Felicidade
Nunca soube se FELICIDADE era apenas o seu nome de guerra ou também o de baptismo, se baptismo tinha havido.
Sei apenas que, de dia, Felicidade era a mais pacata e solitária das habitantes do bairro. Vestia a sua bata gasta com botões à frente e andava para cima e para baixo a fazer as suas coisas, digamos, as suas compras, aquelas que o seu parco rendimento permitia. Conversava afavelmente com as vizinhas a quem se lamentava da vida e corria os cafés da zona pedindo que dessem comida ao filho; comida, sim, ela pagaria no fim do mês; dinheiro, não. Todos conheciam Felicidade e o filho, nado e criado no bairro, toxicodependente há anos e, agora, mais recentemente, infectado pelo vírus da sida. Tinha estado internado mas acabara de sair do hospital e voltara a comer nos cafés do bairro.
Sei ainda que, de noite, Felicidade se transformava. Puxava para cima os poucos cabelos que lhe restavam e a arte do penteado era tal que parecia ter uma farta cabeleira, ninguém diria. Vestia uma saia curta muito justa, geralmente escura, umas meias pretas rendadas e uma blusa garrida. Calçava um par de sapatos com tacão alto e estava pronta para trabalhar. Habitualmente, os homens procuravam-na na parte de trás da Igreja e iam com ela para a pensão de sempre. Tinha clientes de há muitos anos, que tinham envelhecido com ela e por isso a continuavam a procurar. De vez em quando aparecia um cliente novo, mas cada vez era mais raro.
Felicidade vivia com um homem muito mais novo que embrulhava jornais num diário importante da cidade.
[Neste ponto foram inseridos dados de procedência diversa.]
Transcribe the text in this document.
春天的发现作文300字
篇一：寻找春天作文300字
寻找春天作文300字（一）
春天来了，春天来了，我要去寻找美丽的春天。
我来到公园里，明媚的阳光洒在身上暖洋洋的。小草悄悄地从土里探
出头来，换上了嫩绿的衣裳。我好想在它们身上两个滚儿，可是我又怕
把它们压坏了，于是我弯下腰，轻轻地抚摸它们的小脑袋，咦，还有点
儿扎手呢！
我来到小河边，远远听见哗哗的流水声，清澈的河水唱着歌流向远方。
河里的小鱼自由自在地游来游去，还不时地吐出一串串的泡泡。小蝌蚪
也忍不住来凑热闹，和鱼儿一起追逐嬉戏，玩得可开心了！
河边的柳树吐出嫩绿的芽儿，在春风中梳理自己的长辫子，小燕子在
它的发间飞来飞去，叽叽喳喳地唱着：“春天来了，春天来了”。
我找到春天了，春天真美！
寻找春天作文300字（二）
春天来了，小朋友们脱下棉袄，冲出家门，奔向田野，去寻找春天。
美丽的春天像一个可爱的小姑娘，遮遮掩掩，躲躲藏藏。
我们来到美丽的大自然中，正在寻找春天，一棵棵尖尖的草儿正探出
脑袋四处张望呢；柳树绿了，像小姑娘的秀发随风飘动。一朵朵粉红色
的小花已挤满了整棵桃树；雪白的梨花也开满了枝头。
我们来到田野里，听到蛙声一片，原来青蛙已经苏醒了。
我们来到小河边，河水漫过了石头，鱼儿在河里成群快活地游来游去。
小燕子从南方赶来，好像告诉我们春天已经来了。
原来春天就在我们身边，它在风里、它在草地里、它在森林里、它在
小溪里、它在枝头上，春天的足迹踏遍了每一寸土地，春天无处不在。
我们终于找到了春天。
Este homem amava Felicidade e o dinheiro que ela ganhava, mas suportava mal a vida dela e, talvez por isso, batia-lhe ferozmente. “Ele trata-me muito mal, mas eu gosto dele, ele é o meu homem”, dizia ela a quem lhe fazia o reparo das marcas. Muitas vezes Felicidade ia trabalhar tão pisada que qualquer toque era uma chicotada, mas não podia deixar de o fazer e, era verdade, não queria deixar de o fazer. Gostava da sua profissão.
Felicidade tinha vivido toda a sua vida naquele bairro e começara a prostitui-se aos treze anos quando percebeu que era a única forma de ser útil contribuindo com o dinheiro que ganhava para o sustento da casa, se casa se pode chamar a um aglomerado familiar que apenas partilha a miséria. Teve um único filho que não amou suficientemente. Contudo, nunca lhe negou ajuda, nem nos momentos mais improváveis, nem quando nada tinha para lhe dar, nem quando “dar” era sinónimo de outra coisa qualquer. E, nessas alturas, as vizinhas ouviam-lhe: “Oh, filho! Não tenho…” E o porta-moedas a abrir-se uma vez e outra e havia sempre uma moeda para ele.
Era frequente encontrar Felicidade a chorar à saída de um dos cafés onde acabara de pagar a conta da comida do filho e ficara sem dinheiro. Sabia que exploravam a situação, mas não tinha forma de a controlar. E era vulgar encontrar Felicidade a rir, pendurada no braço do seu homem, gaiteira, encaminhando-se para um passeio pelas redondezas.
Felicidade trabalhou até à véspera da sua morte. Nessa noite sentiu-se mais cansada do que o habitual e ficou contente quando chegou a hora de ir para casa enroscar-se no seu homem. Aí chegada deitou-se, beijou a fotografia do filho pousada ao lado da cama, abraçou o companheiro que dormia no torpor do álcool, aconchegou os lençóis e sentiu-se feliz. Não voltou a acordar. Morreu aos sessenta anos.